TAMPA, Fla. (AP) — All of those boasts and predictions of shutouts no longer sound like so much bravado. If the Baltimore Ravens want to claim they own the greatest defense in NFL history, well, let
Monday, January 29th 2001, 12:00 am
By: News On 6
TAMPA, Fla. (AP) — All of those boasts and predictions of shutouts no longer sound like so much bravado. If the Baltimore Ravens want to claim they own the greatest defense in NFL history, well, let them.
``People who said we couldn't do this or that and we couldn't ride this defense, well, look now,'' Ray Lewis said after the Ravens' 34-7 dismantling of the New York Giants in Sunday's Super Bowl. ``We rode all the way to the Super Bowl championship.
``If we're not called the greatest defense ever now, we never will be,'' the game's most valuable player added.
The evidence is impressive, punctuated by Baltimore's overwhelming postseason performance. The Ravens allowed just 165 points this season, easily a 16-game record. They surrendered 23 in the playoffs and the Super Bowl. Had Ron Dixon not run back a kickoff 97 yards for a third-quarter touchdown — the middle of three successive plays for TDs — they probably would have gotten the first shutout in 35 Super Bowls.
New York, which won 41-0 and gained 518 yards against Minnesota in the NFC championship game, managed an embarrassing 152. Collins was intercepted a record-tying four times and sacked four more.
Rarely has a Super Bowl been so onesided, and this is a game with a history of routs.
Sure, it was just 10-0 at halftime, but only because Baltimore, which won its 11th in a row, doesn't have much of an offense.
But oh, what a defense!
``This is what we do,'' said defensive coordinator Marvin Lewis, who probably will wind up as head coach in Cleveland or Buffalo. ``This is how we've played defense for the last five years. This is our group, our family.''
Maybe not the kind of family you would invite over for dinner. Nobody wants to see this bunch on any given Sunday.
Certainly not the Giants, whose seven-game winning streak snapped like a twig. While there was no denying New York earned its way here, there also was no question which team was superior.

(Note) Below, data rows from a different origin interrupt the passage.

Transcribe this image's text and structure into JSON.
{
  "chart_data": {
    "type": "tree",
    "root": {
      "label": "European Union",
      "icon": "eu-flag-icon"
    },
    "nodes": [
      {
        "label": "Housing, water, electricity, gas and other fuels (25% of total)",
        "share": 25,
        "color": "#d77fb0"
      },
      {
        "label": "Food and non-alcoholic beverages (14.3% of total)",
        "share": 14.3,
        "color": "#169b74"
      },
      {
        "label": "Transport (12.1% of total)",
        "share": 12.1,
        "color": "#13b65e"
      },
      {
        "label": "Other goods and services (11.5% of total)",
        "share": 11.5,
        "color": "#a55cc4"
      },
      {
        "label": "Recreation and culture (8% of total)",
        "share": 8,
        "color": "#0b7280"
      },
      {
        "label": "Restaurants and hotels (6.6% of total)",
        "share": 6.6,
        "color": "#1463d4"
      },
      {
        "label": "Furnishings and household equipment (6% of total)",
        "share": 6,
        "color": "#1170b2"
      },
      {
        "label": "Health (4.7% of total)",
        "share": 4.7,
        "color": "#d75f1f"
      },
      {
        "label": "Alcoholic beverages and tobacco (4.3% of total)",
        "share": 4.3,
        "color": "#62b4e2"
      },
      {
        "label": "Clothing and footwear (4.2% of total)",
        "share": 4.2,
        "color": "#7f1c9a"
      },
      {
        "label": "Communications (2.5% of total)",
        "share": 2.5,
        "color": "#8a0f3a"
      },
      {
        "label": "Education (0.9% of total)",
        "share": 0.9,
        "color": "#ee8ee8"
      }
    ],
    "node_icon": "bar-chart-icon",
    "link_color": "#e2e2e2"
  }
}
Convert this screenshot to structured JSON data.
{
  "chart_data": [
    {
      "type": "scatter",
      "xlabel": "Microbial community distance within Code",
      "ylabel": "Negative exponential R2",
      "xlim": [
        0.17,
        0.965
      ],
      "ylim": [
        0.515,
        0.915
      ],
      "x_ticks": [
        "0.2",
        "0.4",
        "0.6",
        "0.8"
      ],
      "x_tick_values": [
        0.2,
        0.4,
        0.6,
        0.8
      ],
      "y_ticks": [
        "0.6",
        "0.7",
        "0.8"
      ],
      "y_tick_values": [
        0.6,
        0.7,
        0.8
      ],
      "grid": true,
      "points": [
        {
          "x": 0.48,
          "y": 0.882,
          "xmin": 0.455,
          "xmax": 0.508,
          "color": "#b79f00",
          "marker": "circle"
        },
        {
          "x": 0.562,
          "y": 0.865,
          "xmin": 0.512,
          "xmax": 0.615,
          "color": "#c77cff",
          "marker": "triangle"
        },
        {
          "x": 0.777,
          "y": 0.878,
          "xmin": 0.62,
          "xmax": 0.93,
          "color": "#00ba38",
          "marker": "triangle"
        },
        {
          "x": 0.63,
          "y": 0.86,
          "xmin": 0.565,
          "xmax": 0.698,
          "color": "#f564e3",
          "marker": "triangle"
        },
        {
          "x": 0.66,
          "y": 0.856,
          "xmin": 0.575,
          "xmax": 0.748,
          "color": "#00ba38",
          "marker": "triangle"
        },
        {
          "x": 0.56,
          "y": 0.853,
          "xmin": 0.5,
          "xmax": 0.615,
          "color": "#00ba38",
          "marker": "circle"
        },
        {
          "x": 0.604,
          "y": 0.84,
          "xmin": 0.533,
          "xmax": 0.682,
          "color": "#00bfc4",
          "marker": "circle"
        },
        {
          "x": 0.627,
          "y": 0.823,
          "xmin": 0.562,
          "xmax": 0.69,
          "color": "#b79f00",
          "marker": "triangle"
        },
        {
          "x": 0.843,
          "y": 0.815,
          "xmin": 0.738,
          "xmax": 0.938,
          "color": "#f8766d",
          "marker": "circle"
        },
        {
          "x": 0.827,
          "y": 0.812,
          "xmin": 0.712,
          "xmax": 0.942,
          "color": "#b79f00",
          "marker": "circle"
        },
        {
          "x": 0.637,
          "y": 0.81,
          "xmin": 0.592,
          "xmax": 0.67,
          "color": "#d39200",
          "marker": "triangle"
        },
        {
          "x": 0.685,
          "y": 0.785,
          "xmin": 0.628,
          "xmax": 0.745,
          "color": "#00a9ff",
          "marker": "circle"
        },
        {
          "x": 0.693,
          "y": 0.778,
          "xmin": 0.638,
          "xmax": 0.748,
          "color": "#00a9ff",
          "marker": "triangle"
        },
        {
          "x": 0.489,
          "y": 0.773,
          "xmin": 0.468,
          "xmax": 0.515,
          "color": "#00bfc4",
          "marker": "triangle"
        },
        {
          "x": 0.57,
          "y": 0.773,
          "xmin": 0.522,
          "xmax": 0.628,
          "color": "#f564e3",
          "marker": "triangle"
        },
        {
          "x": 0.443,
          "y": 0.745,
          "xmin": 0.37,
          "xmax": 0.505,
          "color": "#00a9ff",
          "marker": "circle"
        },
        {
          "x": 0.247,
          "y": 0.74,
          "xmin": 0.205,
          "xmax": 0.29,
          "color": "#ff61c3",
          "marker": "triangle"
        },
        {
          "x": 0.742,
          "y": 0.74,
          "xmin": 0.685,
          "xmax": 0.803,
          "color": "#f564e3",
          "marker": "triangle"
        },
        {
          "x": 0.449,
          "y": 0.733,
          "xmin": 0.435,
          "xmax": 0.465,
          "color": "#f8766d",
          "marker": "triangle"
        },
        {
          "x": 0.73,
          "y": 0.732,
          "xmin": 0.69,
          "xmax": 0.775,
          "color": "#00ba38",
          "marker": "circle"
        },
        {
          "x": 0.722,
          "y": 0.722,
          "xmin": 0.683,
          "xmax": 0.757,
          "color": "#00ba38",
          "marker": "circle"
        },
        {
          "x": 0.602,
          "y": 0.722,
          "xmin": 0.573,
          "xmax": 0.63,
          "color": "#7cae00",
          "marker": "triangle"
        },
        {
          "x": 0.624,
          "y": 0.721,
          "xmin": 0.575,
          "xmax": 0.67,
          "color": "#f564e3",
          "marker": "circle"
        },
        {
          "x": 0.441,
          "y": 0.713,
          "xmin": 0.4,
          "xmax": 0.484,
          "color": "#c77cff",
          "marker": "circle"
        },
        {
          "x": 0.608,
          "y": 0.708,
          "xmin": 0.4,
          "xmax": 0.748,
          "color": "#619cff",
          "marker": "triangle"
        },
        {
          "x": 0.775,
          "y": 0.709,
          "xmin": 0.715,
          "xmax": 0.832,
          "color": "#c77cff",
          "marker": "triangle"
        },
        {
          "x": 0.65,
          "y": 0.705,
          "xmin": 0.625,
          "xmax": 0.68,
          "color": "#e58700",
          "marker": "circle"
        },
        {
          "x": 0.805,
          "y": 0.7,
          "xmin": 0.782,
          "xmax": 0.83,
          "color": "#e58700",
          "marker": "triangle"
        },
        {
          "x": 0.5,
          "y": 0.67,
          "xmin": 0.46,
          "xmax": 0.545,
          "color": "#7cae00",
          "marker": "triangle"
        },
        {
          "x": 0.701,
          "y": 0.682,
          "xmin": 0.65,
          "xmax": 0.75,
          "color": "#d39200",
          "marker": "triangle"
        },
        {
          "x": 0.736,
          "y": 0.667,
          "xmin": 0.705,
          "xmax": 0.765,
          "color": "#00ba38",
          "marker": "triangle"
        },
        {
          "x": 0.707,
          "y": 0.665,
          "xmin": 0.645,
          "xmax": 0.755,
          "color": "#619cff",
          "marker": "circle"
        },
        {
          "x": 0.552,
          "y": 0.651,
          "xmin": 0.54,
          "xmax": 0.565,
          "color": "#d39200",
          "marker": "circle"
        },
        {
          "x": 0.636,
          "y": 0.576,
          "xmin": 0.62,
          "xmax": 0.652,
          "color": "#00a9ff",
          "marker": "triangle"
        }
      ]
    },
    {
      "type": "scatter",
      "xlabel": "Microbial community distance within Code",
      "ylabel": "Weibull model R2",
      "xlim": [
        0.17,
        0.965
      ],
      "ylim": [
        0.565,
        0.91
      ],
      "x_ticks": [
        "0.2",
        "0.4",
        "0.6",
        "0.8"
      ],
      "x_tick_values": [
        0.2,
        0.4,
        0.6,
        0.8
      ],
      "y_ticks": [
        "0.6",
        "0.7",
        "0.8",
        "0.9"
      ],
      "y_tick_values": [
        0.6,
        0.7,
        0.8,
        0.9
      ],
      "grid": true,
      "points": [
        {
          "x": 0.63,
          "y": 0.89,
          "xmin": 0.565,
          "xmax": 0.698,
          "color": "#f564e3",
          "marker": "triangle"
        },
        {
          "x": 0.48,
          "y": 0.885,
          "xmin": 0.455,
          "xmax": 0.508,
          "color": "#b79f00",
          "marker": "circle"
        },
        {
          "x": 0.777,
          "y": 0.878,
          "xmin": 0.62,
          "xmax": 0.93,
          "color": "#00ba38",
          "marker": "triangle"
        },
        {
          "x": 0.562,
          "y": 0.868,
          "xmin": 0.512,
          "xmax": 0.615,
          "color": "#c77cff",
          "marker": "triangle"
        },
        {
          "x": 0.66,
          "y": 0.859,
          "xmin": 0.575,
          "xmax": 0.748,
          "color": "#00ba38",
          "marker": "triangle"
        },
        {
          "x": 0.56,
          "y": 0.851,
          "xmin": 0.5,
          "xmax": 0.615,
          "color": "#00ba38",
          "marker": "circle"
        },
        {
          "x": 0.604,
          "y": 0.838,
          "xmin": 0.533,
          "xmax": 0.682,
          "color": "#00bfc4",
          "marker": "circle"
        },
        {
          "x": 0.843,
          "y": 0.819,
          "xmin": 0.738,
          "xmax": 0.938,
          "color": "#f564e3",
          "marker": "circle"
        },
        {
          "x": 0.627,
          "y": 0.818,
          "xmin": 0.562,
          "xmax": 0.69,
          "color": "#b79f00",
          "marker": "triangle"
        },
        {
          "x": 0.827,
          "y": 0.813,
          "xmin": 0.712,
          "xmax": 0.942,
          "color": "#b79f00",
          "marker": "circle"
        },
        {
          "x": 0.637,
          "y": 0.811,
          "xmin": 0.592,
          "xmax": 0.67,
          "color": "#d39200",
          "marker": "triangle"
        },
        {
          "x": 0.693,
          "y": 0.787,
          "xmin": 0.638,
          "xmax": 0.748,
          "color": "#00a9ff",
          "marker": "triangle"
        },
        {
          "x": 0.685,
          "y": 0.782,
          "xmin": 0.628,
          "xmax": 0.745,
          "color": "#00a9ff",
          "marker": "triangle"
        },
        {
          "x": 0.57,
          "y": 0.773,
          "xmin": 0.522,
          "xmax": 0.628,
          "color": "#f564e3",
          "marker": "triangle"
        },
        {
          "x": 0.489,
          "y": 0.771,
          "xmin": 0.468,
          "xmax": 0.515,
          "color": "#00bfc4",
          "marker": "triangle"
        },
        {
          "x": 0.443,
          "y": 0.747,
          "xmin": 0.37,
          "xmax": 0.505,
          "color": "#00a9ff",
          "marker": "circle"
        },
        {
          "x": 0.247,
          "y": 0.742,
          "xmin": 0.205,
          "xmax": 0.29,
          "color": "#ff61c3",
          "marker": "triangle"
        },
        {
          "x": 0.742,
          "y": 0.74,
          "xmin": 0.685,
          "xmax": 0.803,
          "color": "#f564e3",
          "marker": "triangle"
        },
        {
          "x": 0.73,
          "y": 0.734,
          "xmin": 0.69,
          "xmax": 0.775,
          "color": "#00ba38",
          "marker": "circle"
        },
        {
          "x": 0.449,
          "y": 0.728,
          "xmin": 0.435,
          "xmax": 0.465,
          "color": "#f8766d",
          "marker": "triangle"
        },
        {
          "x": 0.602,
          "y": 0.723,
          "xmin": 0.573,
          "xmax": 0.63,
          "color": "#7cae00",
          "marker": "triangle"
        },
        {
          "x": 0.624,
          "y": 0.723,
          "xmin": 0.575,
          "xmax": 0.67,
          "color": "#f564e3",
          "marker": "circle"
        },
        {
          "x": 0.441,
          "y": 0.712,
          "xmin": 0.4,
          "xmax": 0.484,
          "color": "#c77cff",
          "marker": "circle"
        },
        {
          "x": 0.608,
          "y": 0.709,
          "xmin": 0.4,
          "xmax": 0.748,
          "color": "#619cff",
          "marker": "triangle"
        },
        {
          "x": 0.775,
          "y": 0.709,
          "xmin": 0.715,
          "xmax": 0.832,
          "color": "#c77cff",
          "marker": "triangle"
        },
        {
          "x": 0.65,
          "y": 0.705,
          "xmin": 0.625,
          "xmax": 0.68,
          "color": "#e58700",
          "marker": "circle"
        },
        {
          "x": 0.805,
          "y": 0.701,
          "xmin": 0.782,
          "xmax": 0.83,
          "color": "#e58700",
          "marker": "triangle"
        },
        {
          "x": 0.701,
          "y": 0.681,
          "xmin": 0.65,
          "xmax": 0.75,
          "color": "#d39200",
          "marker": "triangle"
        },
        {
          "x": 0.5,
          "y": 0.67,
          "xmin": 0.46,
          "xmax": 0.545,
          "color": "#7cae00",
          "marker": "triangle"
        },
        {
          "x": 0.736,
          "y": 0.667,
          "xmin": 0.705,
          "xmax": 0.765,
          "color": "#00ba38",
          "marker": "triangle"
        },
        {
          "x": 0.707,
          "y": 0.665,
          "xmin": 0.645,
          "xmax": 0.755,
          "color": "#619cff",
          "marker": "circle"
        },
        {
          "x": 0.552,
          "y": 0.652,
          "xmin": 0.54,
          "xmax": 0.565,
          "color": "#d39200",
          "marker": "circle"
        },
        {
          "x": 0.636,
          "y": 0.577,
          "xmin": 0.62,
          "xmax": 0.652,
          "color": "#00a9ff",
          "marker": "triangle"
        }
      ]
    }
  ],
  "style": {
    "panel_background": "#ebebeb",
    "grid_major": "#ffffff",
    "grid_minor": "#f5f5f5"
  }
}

``They had a great game plan for us today,'' Giants receiver Ike Hilliard said. ``I don't like to compare teams, but when it came to the big game, they definitely were better than we were.''
Beginning with Ray Lewis, the league's top defender this season. A year ago, Lewis wound up in jail, charged in a murder case. He subsequently pleaded guilty to a misdemeanor charge of obstructing justice.
``If you put this in a storybook, nobody would believe it,'' he said. ``We didn't just break records, we shattered them. We dominated literally. This is what you work your whole life for.''
It's what Art Modell has waited 37 years for. In 1964, his Cleveland Browns won the NFL title. But he'd never been to a Super Bowl, and he was chastised throughout the league for moving the franchise to Baltimore in 1996.
He also was up against his close friend, Giants owner Wellington Mara, who told Modell before the game that the loser would call the winner on Monday. Modell shot back, ``Do you have my number?''
``It's been a long time coming,'' Modell said. ``There's a lot of chemistry in this organization and a lot of love for each other.''
The game itself was impossible to love if you prefer efficient offenses. Although Trent Dilfer found backup wideout Brandon Stokley behind Jason Sehorn for a 38-yard touchdown in the first quarter, Dilfer also was scatter-armed. One second-quarter pass went directly to Giants linebacker Jessie Armstead, who ran it into the end zone. But the Giants' Keith Hamilton was called for holding, negating the game-tying interception TD.
Baltimore's two receivers beat Sehorn deep, but either Dilfer's pass missed or the ball was dropped. There were 21 punts, six more than the previous record.
And although rookie Jamal Lewis rushed for 102 yards, few came when the issue was in doubt.
No, this was a game for defense and special teams, something represented best by a 36-second span of the third quarter in which 21 points were scored.
Duane Starks stepped in front of Amani Toomer at the New York 49 and sped untouched to the end zone to make it 17-0 with 3:49 left in the period.
But Dixon, a rookie who also had a 97-yard kick return score to open the playoff victory over Philadelphia, raced the same distance for the Giants' first — and only — touchdown.
Jermaine Lewis answered 18 seconds later by going 84 yards to make it 24-7.
``The emotional swing of the game at that point, you could see it on their side,'' Ravens coach Brian Billick said. ``When Jermaine took it back the other way, it was more dramatic. ... The emotional flip-flop, even though the points were the same, I think had to be devastating to them.''
Jamal Lewis scored on a 3-yard run and Matt Stover, who earlier hit a 47-yard field goal, made a 34-yarder to close the scoring.
Not that the Ravens, who became the third team to take the wild-card route to the title, needed that many points.
``I told Shannon (Sharpe) to get us 10 points and that would be enough,'' Ray Lewis said. ``At halftime, I told him they did their job and we would do the rest.''
When you anchor the best defense, you can make such promises.